Sunday – Day 3
Becoming a learning community
Today the International Council of IofC reported to the Encuentro on their visits to several Latin American countries. The council members hail from Mexico, USA, Canada, India, Taiwan, Nigeria (absent because of visa difficulties), Egypt, the UK, Australia and Sri Lanka. All were deeply touched by the warmth of hospitality they received on their travels. One said, “I have become addicted to hugs!” Each of the Council remarked on the ways in which Latin American teams were integrating the core principle of IofC in all their activities. A young Argentinian responded: “Thank you for making me feel so proud of being a Latin American.”
Edward Peters, the executive vice president of IofC International, said that after a survey of 350 people from 102 teams, the Council believed it should focus on nurturing the spiritual well-being of the movement; facilitating networking and capacity building; and providing strategic direction and focus. Omnia Marzouk, IofC’s international president, left the participants with three challenging questions drawn from her own decision to accept her leadership role: “Do you believe that ordinary people can do extraordinary things? Are you willing to serve despite your limitations? Are you willing to move outside your comfort zone and be led by God?”
This afternoon we spent several hours with pictures and first-hand accounts exploring a historical timeline of IofC in the Americas, from the 1930s to the present day, posted along the length of one wall. We were privileged to have with us “veterans” of more than sixty years who provided institutional memory. We heard about a young trade unionist who encountered IofC in 1948 and later became the president of Costa Rica; and John Riffe of the American Steelworkers who brought a new spirit to US industry in the forties and fifties; the remarkable resolution of labor-management conflict in the port of Rio de Janeiro in the late fifties, and initiatives to rehouse whole communities by favela leaders; theater productions that played before tens of thousands of people in Bolivia and Peru in the sixties; the growth of the Quente que Avanza youth training program beginning in 1970; a village business in Jamaica that became the rural economic development model for the nation in the eighties; peace seminars in El Salvador in the eighties and nineties; racial reconciliation work in the US and the launch of Hope in Cities in 1993; emergence of of a vibrant new team in Colombia over the past decade, and much much more.

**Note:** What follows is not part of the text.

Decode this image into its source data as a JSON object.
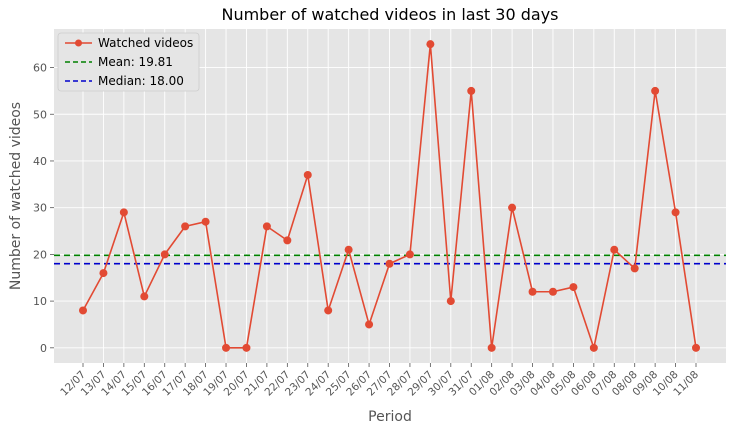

As well as celebrating the successes, we talked honestly about events and ways of working that had harmed a spirit of unity or had broken trust. Some moving apologies were made. The session ended with everyone walking silently along the timeline.Throughout these days the interpreters have done an incredible job of
enabling Spanish, English, and Portuguese speakers to understand each other in sessions that often last for two hours or more. They must be exhausted!
Dancing by a nationally recognized Colombian dance group provided a wonderful ending to a memorable day.